Title:Morphology and dynamical stability of self-gravitating vortices: Numerical simulations

Abstract:Theoretical and numerical studies have shown that large-scale vortices in Protoplanetary discs can result from various hydrodynamical instabilities. Once produced, such vortices can survive nearly unchanged over a large number of rotation periods, slowly migrating towards the star. In the outer disc, self-gravity may affect the vortex evolution and must be included in models.
We performed 2D hydrodynamic simulations using the RoSSBi3D code. The outline of our computations was limited to Euler's equations assuming a non-homentropic and non-adiabatic flow for an ideal gas. A series of 45 runs were carried out starting from a Gaussian vortex-model; the evolution of vortices was followed during 300 orbits for various values of the vortex parameters and the Toomre parameter. Two simulations, with the highest resolution (HR) thus far for studies of vortices, were also run to better characterise the internal structure of the vortices and for the purpose of comparison with an isothermal case.

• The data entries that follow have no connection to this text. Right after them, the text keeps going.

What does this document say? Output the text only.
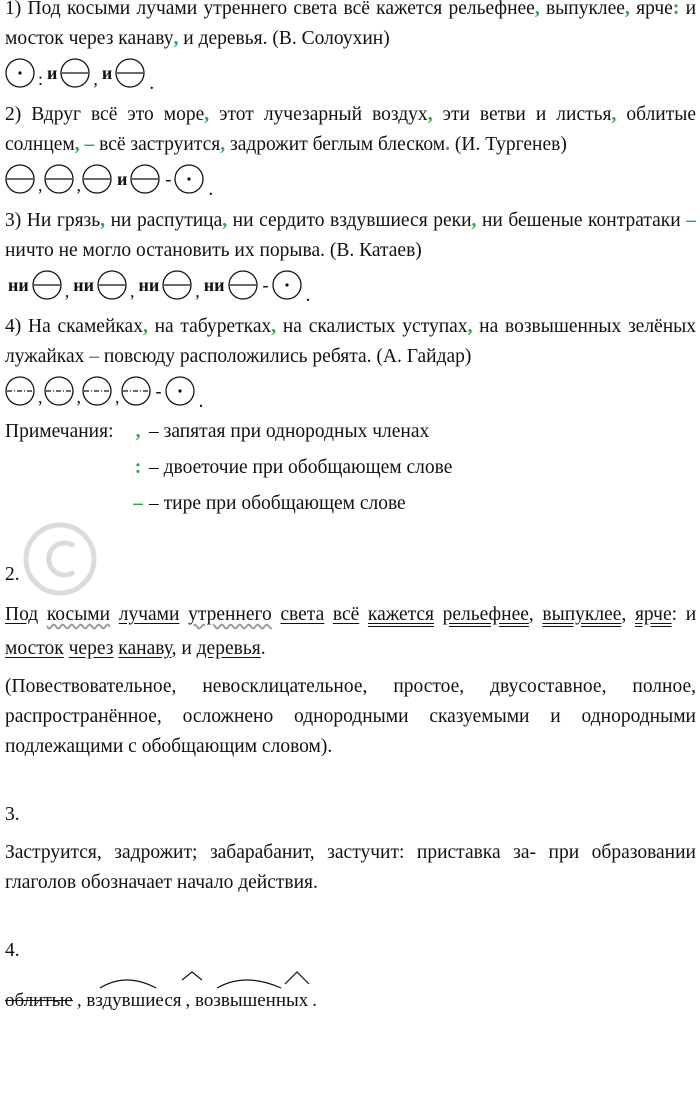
1) Под косыми лучами утреннего света всё кажется рельефнее, выпуклее, ярче: и мосток через канаву, и деревья. (В. Солоухин)

: и , и .

2) Вдруг всё это море, этот лучезарный воздух, эти ветви и листья, облитые солнцем, – всё заструится, задрожит беглым блеском. (И. Тургенев)

, , и - .

3) Ни грязь, ни распутица, ни сердито вздувшиеся реки, ни бешеные контратаки – ничто не могло остановить их порыва. (В. Катаев)

ни , ни , ни , ни - .

4) На скамейках, на табуретках, на скалистых уступах, на возвышенных зелёных лужайках – повсюду расположились ребята. (А. Гайдар)

, , , - .
Примечания:	, – запятая при однородных членах
: – двоеточие при обобщающем слове
– – тире при обобщающем слове
2.

Под косыми лучами утреннего света всё кажется рельефнее, выпуклее, ярче: и мосток через канаву, и деревья.

(Повествовательное, невосклицательное, простое, двусоставное, полное, распространённое, осложнено однородными сказуемыми и однородными подлежащими с обобщающим словом).

3.

Заструится, задрожит; забарабанит, застучит: приставка за- при образовании глаголов обозначает начало действия.

4.
облитые , вздувшиеся , возвышенных .
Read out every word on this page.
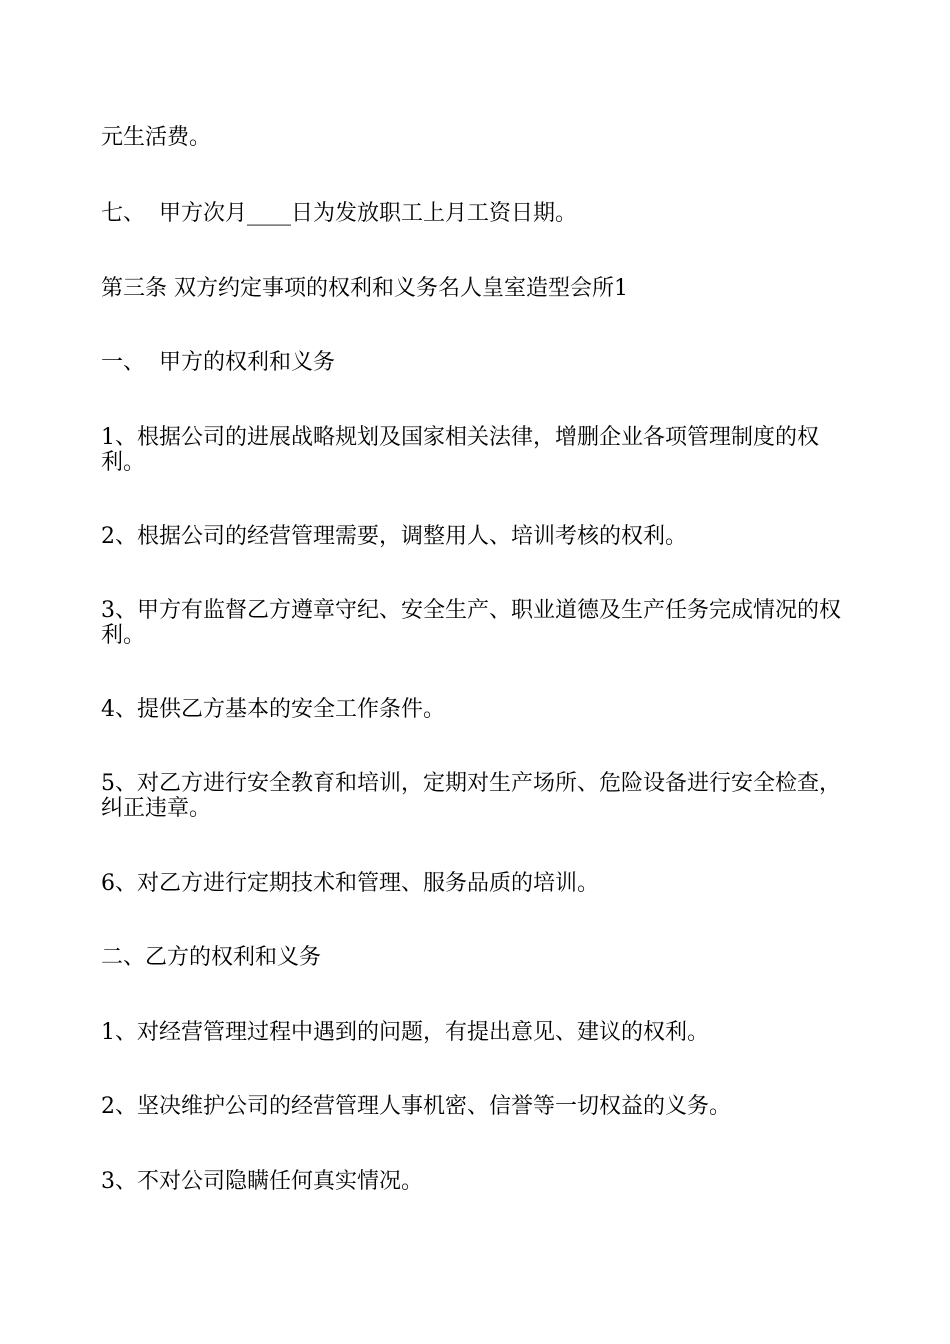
元生活费。

七、  甲方次月____日为发放职工上月工资日期。

第三条 双方约定事项的权利和义务名人皇室造型会所1

一、  甲方的权利和义务

1、根据公司的进展战略规划及国家相关法律，增删企业各项管理制度的权利。

2、根据公司的经营管理需要，调整用人、培训考核的权利。

3、甲方有监督乙方遵章守纪、安全生产、职业道德及生产任务完成情况的权利。

4、提供乙方基本的安全工作条件。

5、对乙方进行安全教育和培训，定期对生产场所、危险设备进行安全检查，纠正违章。

6、对乙方进行定期技术和管理、服务品质的培训。

二、乙方的权利和义务

1、对经营管理过程中遇到的问题，有提出意见、建议的权利。

2、坚决维护公司的经营管理人事机密、信誉等一切权益的义务。

3、不对公司隐瞒任何真实情况。
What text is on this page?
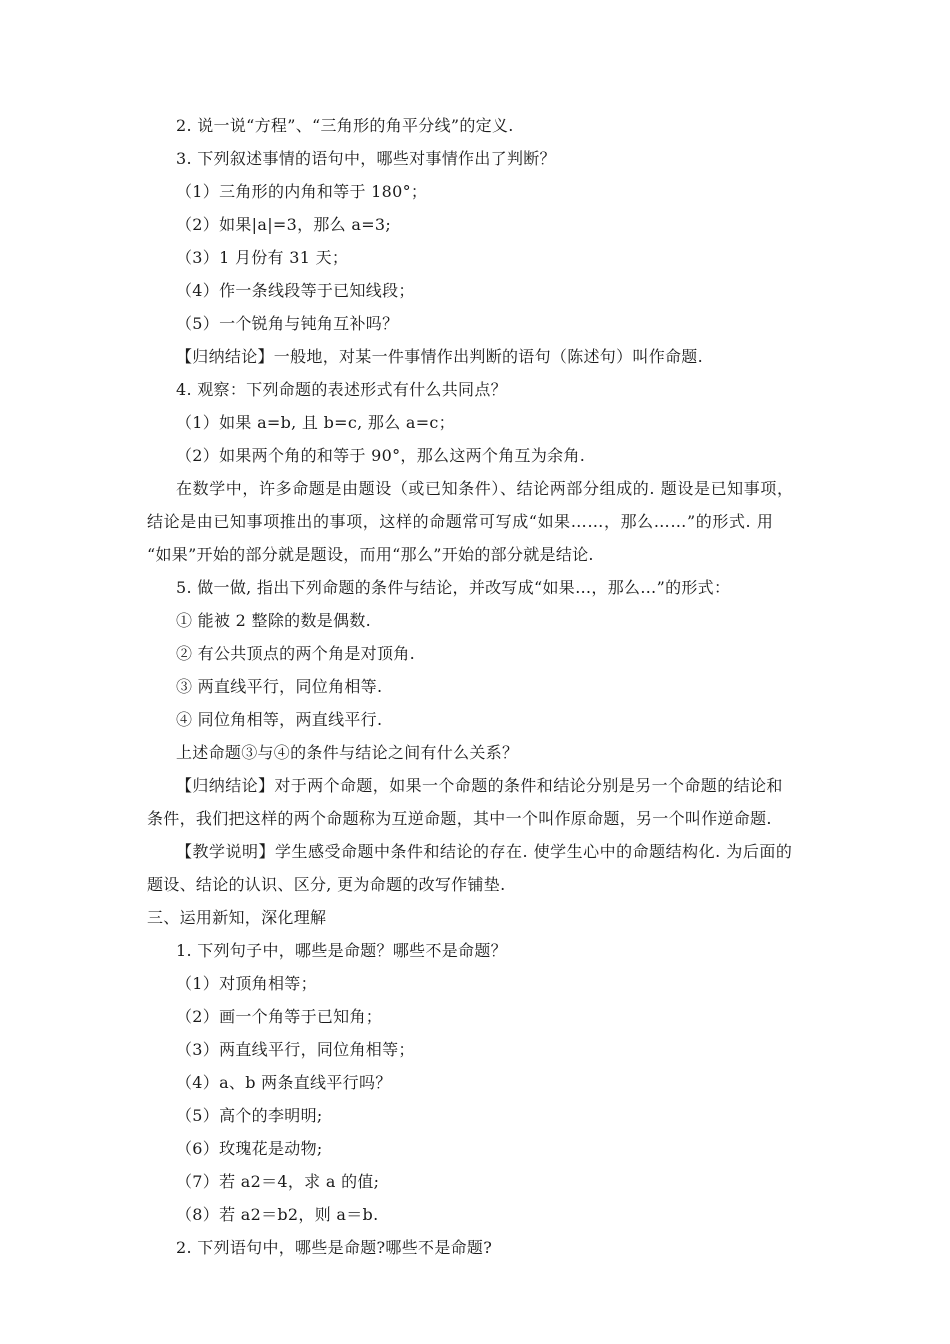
2. 说一说“方程”、“三角形的角平分线”的定义.
3. 下列叙述事情的语句中，哪些对事情作出了判断？
（1）三角形的内角和等于 180°；
（2）如果|a|=3，那么 a=3;
（3）1 月份有 31 天；
（4）作一条线段等于已知线段；
（5）一个锐角与钝角互补吗？
【归纳结论】一般地，对某一件事情作出判断的语句（陈述句）叫作命题.
4. 观察：下列命题的表述形式有什么共同点？
（1）如果 a=b, 且 b=c, 那么 a=c；
（2）如果两个角的和等于 90°，那么这两个角互为余角.
在数学中，许多命题是由题设（或已知条件）、结论两部分组成的. 题设是已知事项，
结论是由已知事项推出的事项，这样的命题常可写成“如果……，那么……”的形式. 用
“如果”开始的部分就是题设，而用“那么”开始的部分就是结论.
5. 做一做, 指出下列命题的条件与结论，并改写成“如果…，那么…”的形式：
① 能被 2 整除的数是偶数.
② 有公共顶点的两个角是对顶角.
③ 两直线平行，同位角相等.
④ 同位角相等，两直线平行.
上述命题③与④的条件与结论之间有什么关系？
【归纳结论】对于两个命题，如果一个命题的条件和结论分别是另一个命题的结论和
条件，我们把这样的两个命题称为互逆命题，其中一个叫作原命题，另一个叫作逆命题.
【教学说明】学生感受命题中条件和结论的存在. 使学生心中的命题结构化. 为后面的
题设、结论的认识、区分, 更为命题的改写作铺垫.
三、运用新知，深化理解
1. 下列句子中，哪些是命题？哪些不是命题？
（1）对顶角相等；
（2）画一个角等于已知角；
（3）两直线平行，同位角相等；
（4）a、b 两条直线平行吗？
（5）高个的李明明;
（6）玫瑰花是动物;
（7）若 a2＝4，求 a 的值;
（8）若 a2＝b2，则 a＝b.
2. 下列语句中，哪些是命题?哪些不是命题?
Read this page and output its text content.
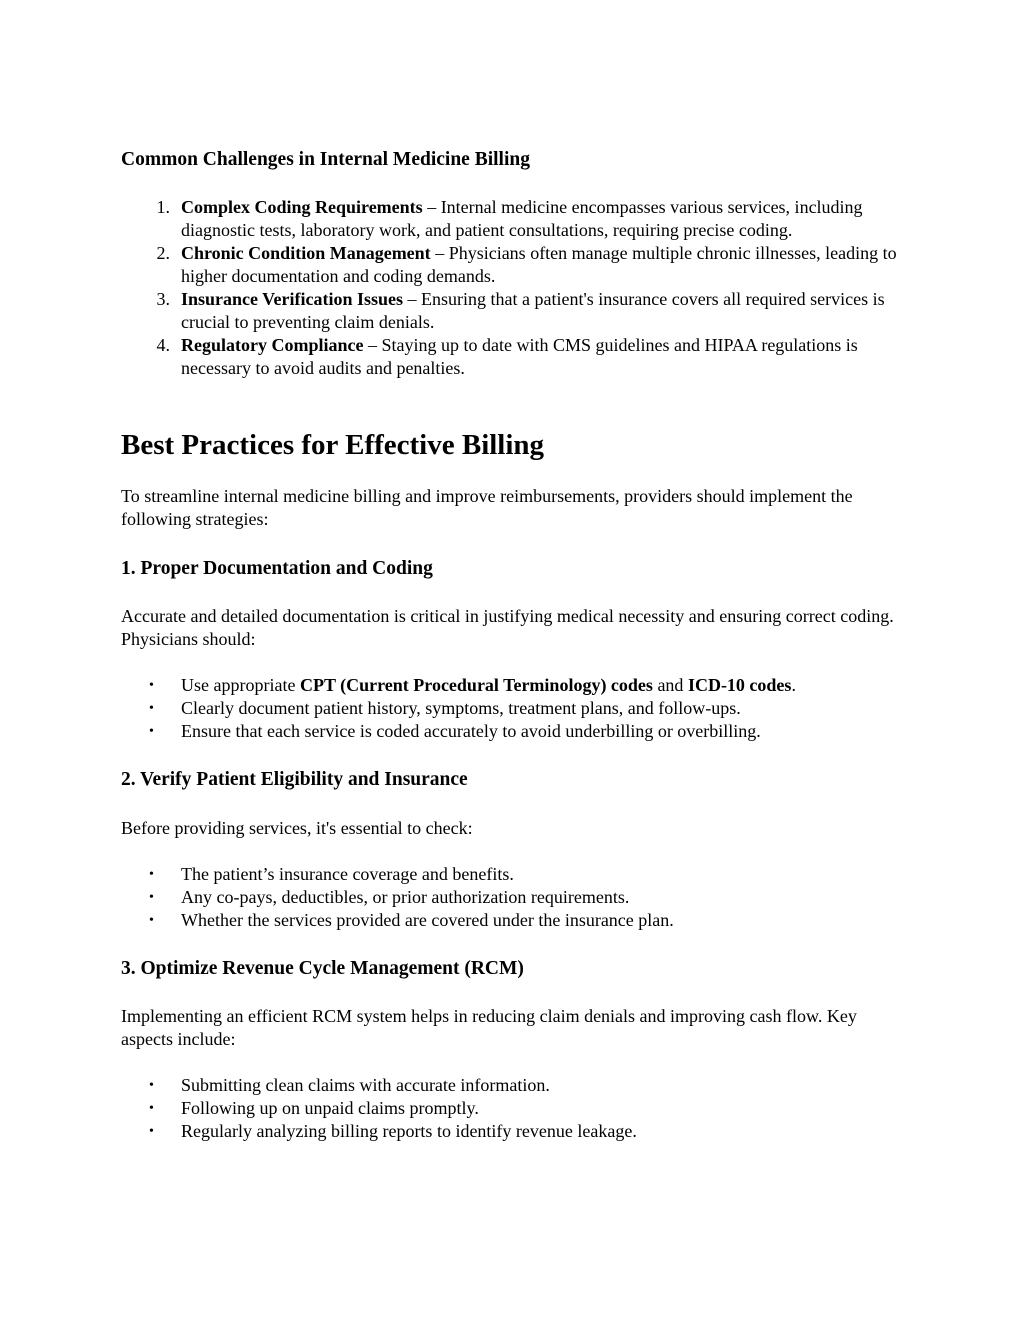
Common Challenges in Internal Medicine Billing
1. Complex Coding Requirements – Internal medicine encompasses various services, including diagnostic tests, laboratory work, and patient consultations, requiring precise coding.
2. Chronic Condition Management – Physicians often manage multiple chronic illnesses, leading to higher documentation and coding demands.
3. Insurance Verification Issues – Ensuring that a patient's insurance covers all required services is crucial to preventing claim denials.
4. Regulatory Compliance – Staying up to date with CMS guidelines and HIPAA regulations is necessary to avoid audits and penalties.
Best Practices for Effective Billing
To streamline internal medicine billing and improve reimbursements, providers should implement the following strategies:
1. Proper Documentation and Coding
Accurate and detailed documentation is critical in justifying medical necessity and ensuring correct coding. Physicians should:
• Use appropriate CPT (Current Procedural Terminology) codes and ICD-10 codes.
• Clearly document patient history, symptoms, treatment plans, and follow-ups.
• Ensure that each service is coded accurately to avoid underbilling or overbilling.
2. Verify Patient Eligibility and Insurance
Before providing services, it's essential to check:
• The patient’s insurance coverage and benefits.
• Any co-pays, deductibles, or prior authorization requirements.
• Whether the services provided are covered under the insurance plan.
3. Optimize Revenue Cycle Management (RCM)
Implementing an efficient RCM system helps in reducing claim denials and improving cash flow. Key aspects include:
• Submitting clean claims with accurate information.
• Following up on unpaid claims promptly.
• Regularly analyzing billing reports to identify revenue leakage.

We find that SG tends to destabilise the injected vortices, but compact small-scale vortices seem to be more robust than large-scale oblong vortices. Vortex survival critically depends on the value of the disc's Toomre parameter, but may also depend on the disc temperature at equilibrium. Disc SG must be small enough to avoid destruction in successive splitting and an approximate `stability' criterion is deduced for vortices. The self-gravitating vortices that we found persist during hundreds of rotation periods and look like the quasi-steady vortices obtained in the non-self-gravitating case. A number of these self-gravitating vortices are eventually accompanied by a secondary vortex with a horseshoe motion. These vortices reach a new rotational equilibrium in their core, tend to contract in the radial direction, and spin faster.